My name is Savannah Figueroa. I am 22 years old, originally from Flagstaff, Arizona.
With me is Ryan Barteau, he has been at Date Creek Ranch since he was 5 years old.
We are your grass-farmers.
On the ranch in total is; Kimberley Knight and Stefan Wolf owners & managers of Date Creek Ranch. Paulino, ranch-hand and genuine can-do-it-all type of man.
(For more on the ranch)visit our History here.
There is one major thing I want you to know about us; We love our animals. I can sit out everyday laughing and easily live in the moment with each of animals. When the pigs are under the apple trees, I’ve been known to spend hours out there; giving belly rubs and making sure everyone is happy.
This is the routine around here; Always know what is going on with the animals. Running nose? Cough? Her ears hanging a little low today? Sit, watch…They will always share with you.
The other side of I want to share with you?
We LOVE to travel. Seriously.
Ryan and I met through his sister, Amberley (you’ve met her if you’ve picked up beef!) when we worked at Black Bear together.
We decided to take a trip, I truly think you can learn a lot about your companion through traveling; South America.
We bought tickets one-way to Bogota, Colombia. Return date: Eh, whenever we are ready.
That is really where it all began, where I felt like there was a purpose for me.
Imagine it: 18 years old, dropped out of community college, quit work and hit the road with the love of my life.
4 and some months later, we returned. Forever changed.
Backpacking through South America was one of the most confusing, intense, life-altering & educational time of my life.
From waking up at 3am to hike 45 min, to get to the entrance of Machu Picchu “Inca Trail” — Just to learn that you need to buy your entrance ticket IN TOWN, another 45 min away.
We took a local cargo boat up the Rio Negro, to join the Amazon River. This was no ordinary boat - El Papillon was a force to be reckoned with. 80+ people packed on hammocks stacked 3 high, could still fit more. We watched in awe when they loaded up 3 Brahman bulls, a couple cows & over a ton of Plantain onto that same boat. Mind-blown.
The best part of this week? Showering on the boat: Toss you bucket out the window, pull up water, dump, repeat.
That is what I cannot get enough of and why we always hit the road again;
There is no 'one way' to do anything.
We are always learning new ways of thinking, which gives us a beautiful perspective of the world...

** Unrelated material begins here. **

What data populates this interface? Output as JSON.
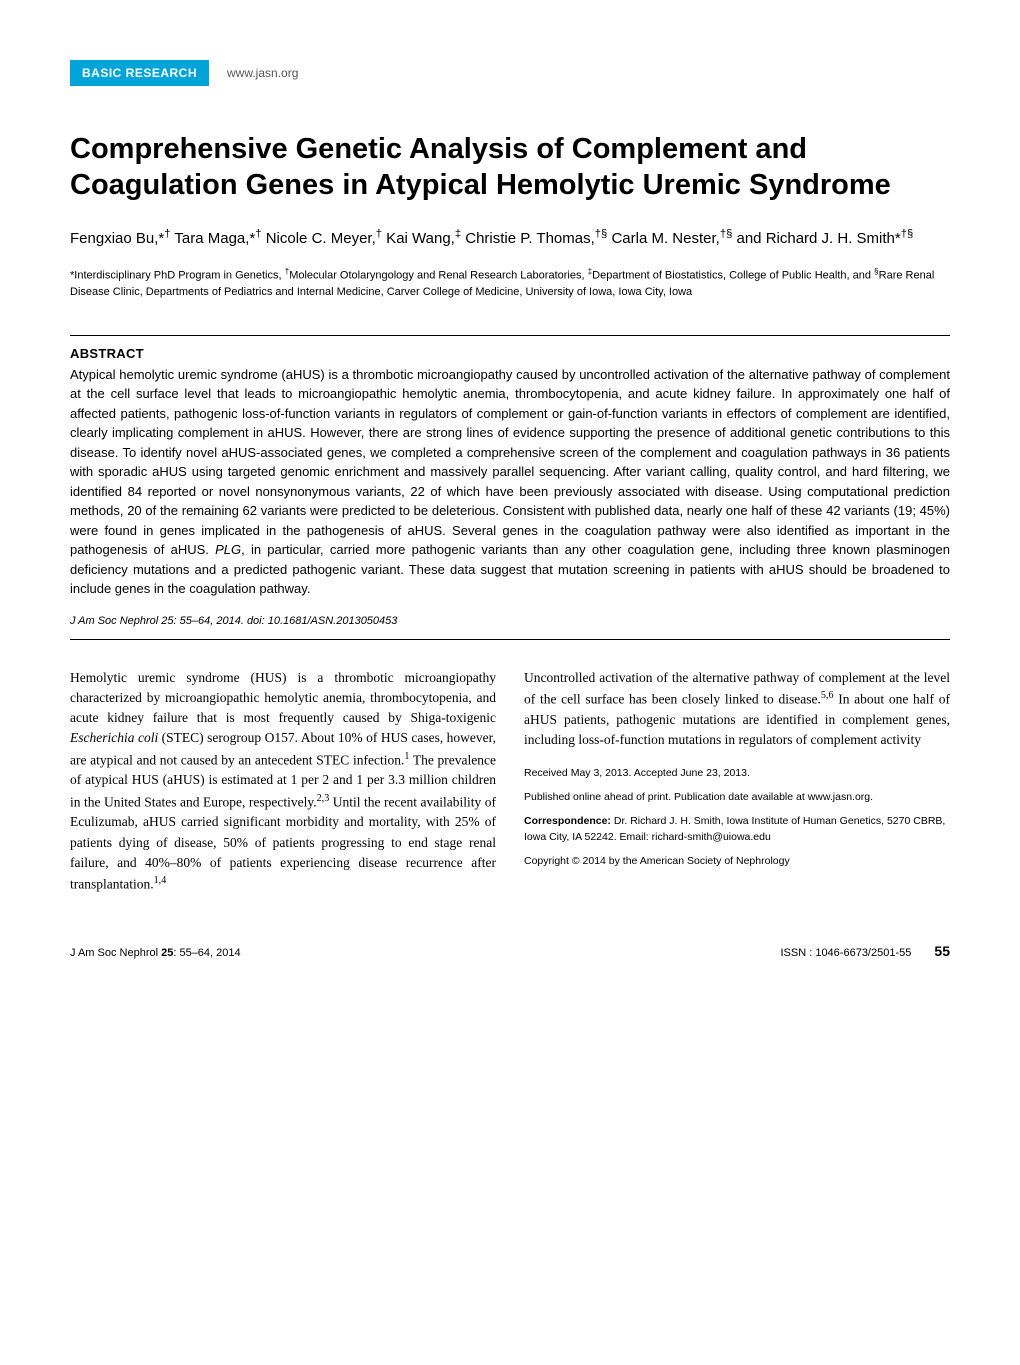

On our ranch we have a LOT of room to graze our animals, in the Philippines…Not so much. No problem; put a stake in the ground and a collar on your cow.
Side Note: We lived off of roughly 25-35$ USD per day (2 people) - It is easy to live simply.
Since that early trip in 2015 we have made it our goal to travel for some time at least twice a year (summer/winter) when the work load cools down and things start to slow.
Now, we do not stay in resorts or hotels; we stay at hostels, ride the local buses and make most of our own meals. (Have you ever had Alpaca?)
We hit Colombia, Ecuador, Peru, Bolivia, Argentina & Chile on that trip, with a stop-over in Jamaica.
Our priorities are, in order: The ranch. Traveling.
As such, we live a simple life at home, saving money for the next big adventure.
When we are not working through dawn to dusk, we are on the road. Backpack filled and passport ready.
We work hard to bring you the very best beef, pork, chicken & lamb...
AND when summer rolls around, we can take a serious break.
Since then we have traveled Thailand, Singapore, Laos, Philippines, Germany, Denmark, Sweden, Finland, Ireland, Norway, Netherlands, Greece, Holland, most of the south/mid West USA, Canada etc.
Our hope for the coming New Year is to celebrate in Spain and Portugal.
Why am I sharing this with you?
Well, why not? Isn't it important to know the folks raising/growing your food?
To know that they are real people?
Adapting, learning, progressing…Constantly being on the move. Backpacking on a budget can teach you a whole lot of things that were never talked about in school.
That was it, that was the change my life needed.
I am a survivor of BED, a form of eating disorder. I am also a ‘recovering-vegetarian’ as well. (Ha-Ha) So this trip really pushed my thought process. Food wasn't an issue, because you could literally see the garden and animals they sourced their food from. Eating in the comfort of a locals home, a small restaurant, it was simple.
Eat to nourish your body.
Breaking away from our American culture taught me so many things; The most important being:
MOST PEOPLE ARE GOOD.
Some of the most sincere and generous people I have met came from the poorest communities. It isn't about wealth, status or career...It is about being a decent human being. I think that right now, we need to hold that close to our hearts. The world is shifting, changing and so are we.
We cannot allow material things to shadow the truths of our souls...The person we want to be, the life we want to live, the things we want to do.